Topeka The political showdown of the year is expected to play out today as legislative leaders try to overturn Gov. Kathleen Sebelius' veto of two coal-fired power plants.
House Speaker Melvin Neufeld, R-Ingalls, and Senate President Steve Morris, R-Hugoton, have given Sebelius an ultimatum: Approve the project or face a veto-override vote.
Sebelius will meet with Neufeld and Morris at 8 a.m., then announce her decision at a 9 a.m. news conference, one hour before the House and Senate start the wrap-up session.
The legislative leaders and Sunflower Electric Power Corp. offered to reduce the size of the two plants from 700 megawatts each to 600 megawatts each.
If Sebelius rejects the offer, Morris and Neufeld said they would start voting to override her veto of a bill that would authorize two 700-megawatt plants. An override would require two-thirds' majorities - 84 votes in the 125-member House and 27 in the 40-member Senate.

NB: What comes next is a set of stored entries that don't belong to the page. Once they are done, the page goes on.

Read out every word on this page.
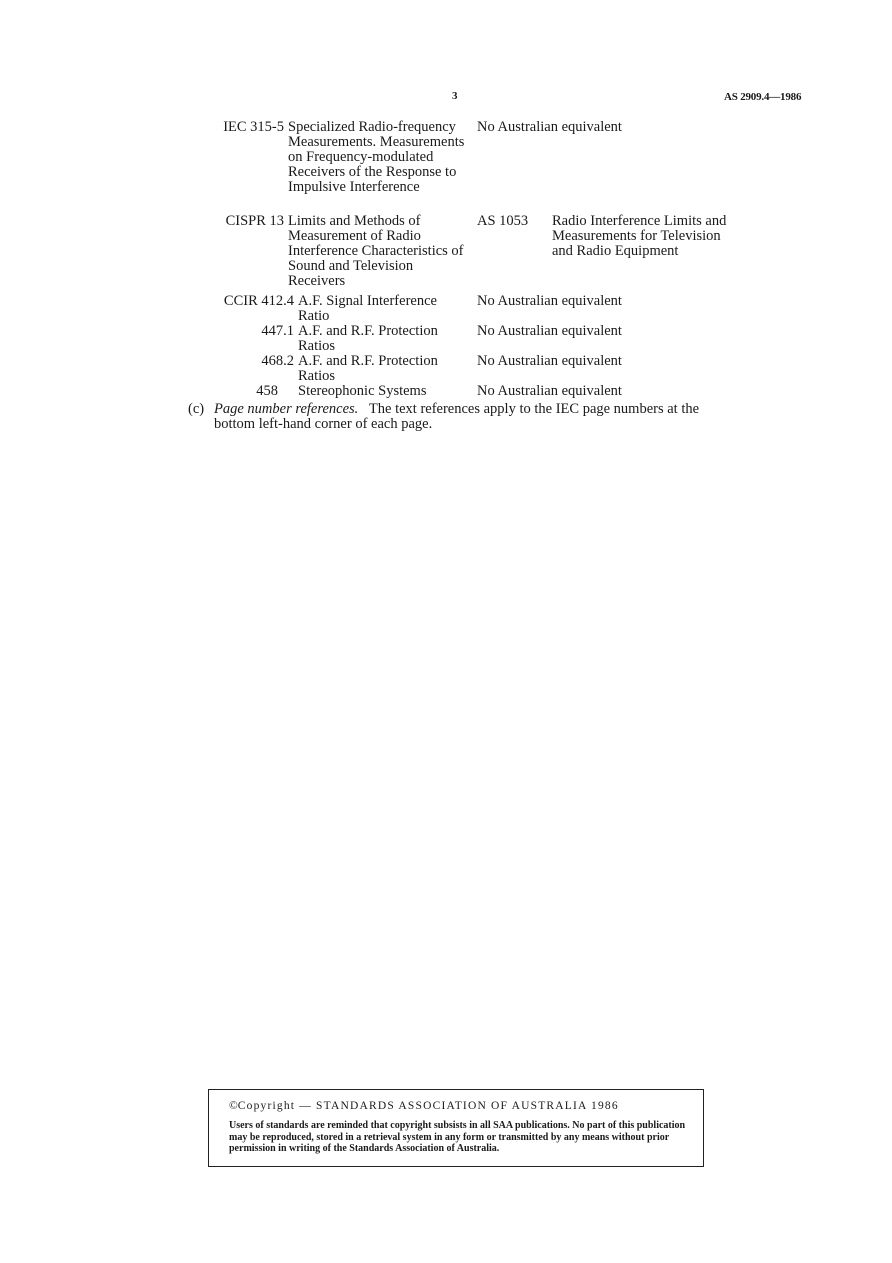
3	AS 2909.4—1986
IEC 315-5 Specialized Radio-frequency Measurements. Measurements on Frequency-modulated Receivers of the Response to Impulsive Interference
No Australian equivalent
CISPR 13 Limits and Methods of Measurement of Radio Interference Characteristics of Sound and Television Receivers
AS 1053 Radio Interference Limits and Measurements for Television and Radio Equipment
CCIR 412.4 A.F. Signal Interference Ratio
No Australian equivalent
447.1 A.F. and R.F. Protection Ratios
No Australian equivalent
468.2 A.F. and R.F. Protection Ratios
No Australian equivalent
458 Stereophonic Systems	No Australian equivalent
(c) Page number references. The text references apply to the IEC page numbers at the bottom left-hand corner of each page.
©Copyright — STANDARDS ASSOCIATION OF AUSTRALIA 1986
Users of standards are reminded that copyright subsists in all SAA publications. No part of this publication may be reproduced, stored in a retrieval system in any form or transmitted by any means without prior permission in writing of the Standards Association of Australia.
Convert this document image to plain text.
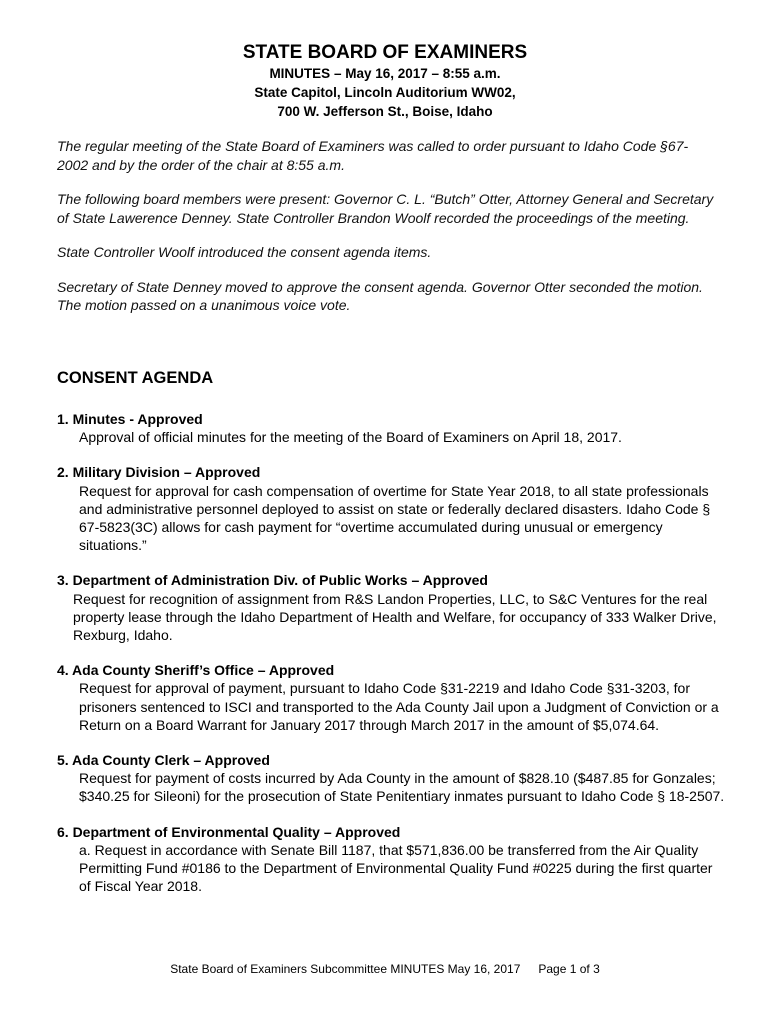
STATE BOARD OF EXAMINERS

MINUTES – May 16, 2017 – 8:55 a.m.

State Capitol, Lincoln Auditorium WW02,

700 W. Jefferson St., Boise, Idaho

The regular meeting of the State Board of Examiners was called to order pursuant to Idaho Code §67-2002 and by the order of the chair at 8:55 a.m.

The following board members were present: Governor C. L. “Butch” Otter, Attorney General and Secretary of State Lawerence Denney. State Controller Brandon Woolf recorded the proceedings of the meeting.

State Controller Woolf introduced the consent agenda items.

Secretary of State Denney moved to approve the consent agenda. Governor Otter seconded the motion. The motion passed on a unanimous voice vote.

CONSENT AGENDA
1. Minutes - Approved
Approval of official minutes for the meeting of the Board of Examiners on April 18, 2017.
2. Military Division – Approved
Request for approval for cash compensation of overtime for State Year 2018, to all state professionals and administrative personnel deployed to assist on state or federally declared disasters. Idaho Code § 67-5823(3C) allows for cash payment for “overtime accumulated during unusual or emergency situations.”
3. Department of Administration Div. of Public Works – Approved
Request for recognition of assignment from R&S Landon Properties, LLC, to S&C Ventures for the real property lease through the Idaho Department of Health and Welfare, for occupancy of 333 Walker Drive, Rexburg, Idaho.
4. Ada County Sheriff’s Office – Approved
Request for approval of payment, pursuant to Idaho Code §31-2219 and Idaho Code §31-3203, for prisoners sentenced to ISCI and transported to the Ada County Jail upon a Judgment of Conviction or a Return on a Board Warrant for January 2017 through March 2017 in the amount of $5,074.64.
5. Ada County Clerk – Approved
Request for payment of costs incurred by Ada County in the amount of $828.10 ($487.85 for Gonzales; $340.25 for Sileoni) for the prosecution of State Penitentiary inmates pursuant to Idaho Code § 18-2507.
6. Department of Environmental Quality – Approved
a. Request in accordance with Senate Bill 1187, that $571,836.00 be transferred from the Air Quality Permitting Fund #0186 to the Department of Environmental Quality Fund #0225 during the first quarter of Fiscal Year 2018.
State Board of Examiners Subcommittee MINUTES May 16, 2017 Page 1 of 3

The last bill Sebelius vetoed concerning the plants received 83 votes in the House and 32 in the Senate.
"Right now, I don't think that the votes are there" to override, said Rep. Paul Davis, D-Lawrence, who has opposed the plants. But Davis said the wrap-up session, which is scheduled to last four days, could end up going longer.
"I would predict the speaker is going to keep us there as long as he can to try to use that as leverage to get the votes," he said.
But Rep. Kenny Wilk, R-Lansing, who supports the project, said he believes there are enough votes in the House to override Sebelius' veto.
"I think she is going to reject (the offer) and is very much aware that she is losing ground on the override," he said.
Sebelius has opposed the project's annual emission of 11 million tons of carbon dioxide and its effect on global warming, and that 85 percent of the power will be used by out-of-state customers. She has also criticized a part of the bill that would strip the state environmental agency of much of its authority in granting power plant permits.